Vulnerable patients, with limited income, use coupons or copay assistance to afford the cost of their medications. This is particularly true for patients who take preventative medications, such as PrEP to prevent HIV, or patients treating long-term chronic diseases, like heart disease and diabetes.

These specialty medications are typically expensive, but their manufacturers have created programs that offset the cost to the consumer, allowing patients to afford and access the medicine they need.

That’s the way the free market is supposed to work: When producers identify a need and a vulnerable population, they provide assistance so people can afford those products.

Previously, this manufacturer-provided assistance counted toward a patient’s annual deductible and maximum out-of-pocket limit, meaning that many patients had to pay only their copay for their medication. For some individuals and families, this copay can still be a burden, but it typically does not approach the full cost of a specialty drug.

But the health insurers and PBM middlemen did not let the free market work.

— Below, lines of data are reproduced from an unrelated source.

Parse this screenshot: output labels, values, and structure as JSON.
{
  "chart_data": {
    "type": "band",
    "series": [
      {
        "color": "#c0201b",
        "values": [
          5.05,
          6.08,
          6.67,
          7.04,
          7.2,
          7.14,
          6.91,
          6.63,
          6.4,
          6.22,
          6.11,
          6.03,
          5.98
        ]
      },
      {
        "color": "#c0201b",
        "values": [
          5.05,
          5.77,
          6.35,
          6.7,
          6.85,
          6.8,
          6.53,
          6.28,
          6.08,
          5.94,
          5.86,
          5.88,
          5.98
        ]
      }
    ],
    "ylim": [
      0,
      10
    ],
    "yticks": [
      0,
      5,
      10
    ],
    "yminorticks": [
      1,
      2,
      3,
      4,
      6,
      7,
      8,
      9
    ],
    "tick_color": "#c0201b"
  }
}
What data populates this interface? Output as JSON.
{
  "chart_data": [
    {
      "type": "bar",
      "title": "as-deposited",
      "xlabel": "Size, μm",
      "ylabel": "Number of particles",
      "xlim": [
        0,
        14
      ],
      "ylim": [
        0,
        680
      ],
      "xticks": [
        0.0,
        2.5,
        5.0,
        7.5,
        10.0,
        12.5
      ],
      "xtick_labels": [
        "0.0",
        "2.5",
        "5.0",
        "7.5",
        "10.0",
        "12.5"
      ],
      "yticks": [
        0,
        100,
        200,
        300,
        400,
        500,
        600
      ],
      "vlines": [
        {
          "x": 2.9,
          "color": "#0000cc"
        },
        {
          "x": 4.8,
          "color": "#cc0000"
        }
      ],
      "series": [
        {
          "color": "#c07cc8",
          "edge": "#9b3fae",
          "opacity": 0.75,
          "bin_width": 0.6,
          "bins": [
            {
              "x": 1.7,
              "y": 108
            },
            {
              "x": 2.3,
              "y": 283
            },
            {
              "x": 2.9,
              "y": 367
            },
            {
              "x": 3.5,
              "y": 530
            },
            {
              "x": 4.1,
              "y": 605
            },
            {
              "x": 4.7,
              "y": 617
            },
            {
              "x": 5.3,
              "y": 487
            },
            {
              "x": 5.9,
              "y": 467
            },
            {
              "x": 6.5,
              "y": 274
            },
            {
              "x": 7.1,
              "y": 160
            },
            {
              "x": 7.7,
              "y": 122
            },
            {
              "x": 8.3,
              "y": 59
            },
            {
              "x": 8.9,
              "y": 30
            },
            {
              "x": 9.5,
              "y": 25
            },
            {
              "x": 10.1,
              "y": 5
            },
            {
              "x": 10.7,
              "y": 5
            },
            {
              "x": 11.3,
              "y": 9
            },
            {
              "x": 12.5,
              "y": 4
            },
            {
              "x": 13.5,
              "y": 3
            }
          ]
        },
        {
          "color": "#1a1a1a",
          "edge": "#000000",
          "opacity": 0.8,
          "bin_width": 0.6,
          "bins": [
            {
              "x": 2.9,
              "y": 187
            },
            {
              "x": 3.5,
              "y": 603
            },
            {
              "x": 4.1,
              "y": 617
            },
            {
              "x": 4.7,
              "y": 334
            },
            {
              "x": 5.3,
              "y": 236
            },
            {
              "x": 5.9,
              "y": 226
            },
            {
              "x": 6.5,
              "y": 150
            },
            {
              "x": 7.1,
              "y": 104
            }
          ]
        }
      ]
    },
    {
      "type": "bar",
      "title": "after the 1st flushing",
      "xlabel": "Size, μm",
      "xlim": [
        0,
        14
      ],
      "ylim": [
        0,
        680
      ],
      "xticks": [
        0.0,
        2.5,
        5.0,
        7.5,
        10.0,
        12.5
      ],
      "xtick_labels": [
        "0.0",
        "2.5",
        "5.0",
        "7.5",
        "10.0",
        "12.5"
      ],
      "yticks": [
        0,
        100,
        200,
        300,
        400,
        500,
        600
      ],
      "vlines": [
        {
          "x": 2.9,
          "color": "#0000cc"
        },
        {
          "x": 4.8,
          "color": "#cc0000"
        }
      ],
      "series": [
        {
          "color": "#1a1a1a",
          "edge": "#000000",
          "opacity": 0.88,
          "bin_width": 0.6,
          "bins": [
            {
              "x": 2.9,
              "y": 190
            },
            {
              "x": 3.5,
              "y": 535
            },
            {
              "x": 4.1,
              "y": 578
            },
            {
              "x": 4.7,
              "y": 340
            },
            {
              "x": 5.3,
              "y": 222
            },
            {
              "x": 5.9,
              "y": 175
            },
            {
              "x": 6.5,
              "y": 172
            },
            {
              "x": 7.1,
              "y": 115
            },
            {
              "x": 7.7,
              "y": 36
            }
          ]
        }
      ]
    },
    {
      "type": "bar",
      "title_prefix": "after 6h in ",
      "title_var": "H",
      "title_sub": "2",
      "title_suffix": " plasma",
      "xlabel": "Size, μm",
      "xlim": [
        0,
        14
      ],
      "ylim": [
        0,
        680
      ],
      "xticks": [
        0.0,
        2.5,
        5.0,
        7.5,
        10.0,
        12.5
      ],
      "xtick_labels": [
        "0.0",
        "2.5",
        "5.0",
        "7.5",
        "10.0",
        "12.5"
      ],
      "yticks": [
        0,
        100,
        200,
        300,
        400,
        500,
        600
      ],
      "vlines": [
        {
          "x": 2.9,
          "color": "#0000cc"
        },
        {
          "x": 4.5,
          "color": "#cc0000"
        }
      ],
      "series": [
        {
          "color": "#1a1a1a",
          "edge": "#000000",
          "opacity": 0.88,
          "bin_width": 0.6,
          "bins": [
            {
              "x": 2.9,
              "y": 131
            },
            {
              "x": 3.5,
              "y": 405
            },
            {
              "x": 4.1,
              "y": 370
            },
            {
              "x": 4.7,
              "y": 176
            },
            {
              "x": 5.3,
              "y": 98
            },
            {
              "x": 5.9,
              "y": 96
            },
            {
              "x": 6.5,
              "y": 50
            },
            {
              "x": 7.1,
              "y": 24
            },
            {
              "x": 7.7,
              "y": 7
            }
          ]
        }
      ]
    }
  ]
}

They created so-called “copay accumulator adjustment programs.” Any time you hear of a program with an overly complex name, you know mischief is afoot.

Under copay accumulator adjustment programs, the assistance no longer counts toward the patient’s annual deductible or maximum out-of-pocket limit; in other words, only when the cost-sharing assistance is exhausted do patient payments count toward the deductible and maximum out-of-pocket limit.

This forces the patient to potentially pay thousands more in out-of-pocket costs over the course of the year for their health care. These programs are no more than a direct transfer of obligation from insurance companies and PBMs to consumers.

Worse still, consumers are paying for benefits and costs savings that PBMs and insurers have already utilized. This double payment does nothing to reduce the price of prescription drugs; instead, it only increases the burden that patients face at the pharmacy counter.

Copay accumulator adjustment programs further distort the already complex and opaque drug-pipeline, creating another instance of PBMs taking advantage of cost-saving mechanisms intended for consumers, all while adding little value to the system and costing patients more out-of-pocket over the course of the year.

The side effects of these programs are even more problematic. Because patients will now have to pay more out-of-pocket over the course of the year, it will be harder for them to afford the care they need and less likely to adhere to their treatment program.

This not only hurts patients directly, but it also raises the cost of health care across the entire system. Failure to adhere to treatment programs leads to sicker patients who often require care that in the long run is dramatically more expensive than preventative therapies.

We need tangible action to avert this mischief by health insurers and PBMs to defend American patients. Insurers and PBMs must be held accountable for their actions that provide no benefit to patients but rather profit off their medical needs and coupons that were intended to help them save on the cost of care, not pay more.

Doing so will require state insurance commissioners to investigate, demand answers and push for change to protect the health and wellbeing of patients. Patients need real action to stop copay accumulator adjustment programs and the PBMs and insurers that continue to increase their cost of care.

David Balto is a former policy director of the Federal Trade Commission’s Bureau of Competition and a former antitrust lawyer at the U.S. Department of Justice.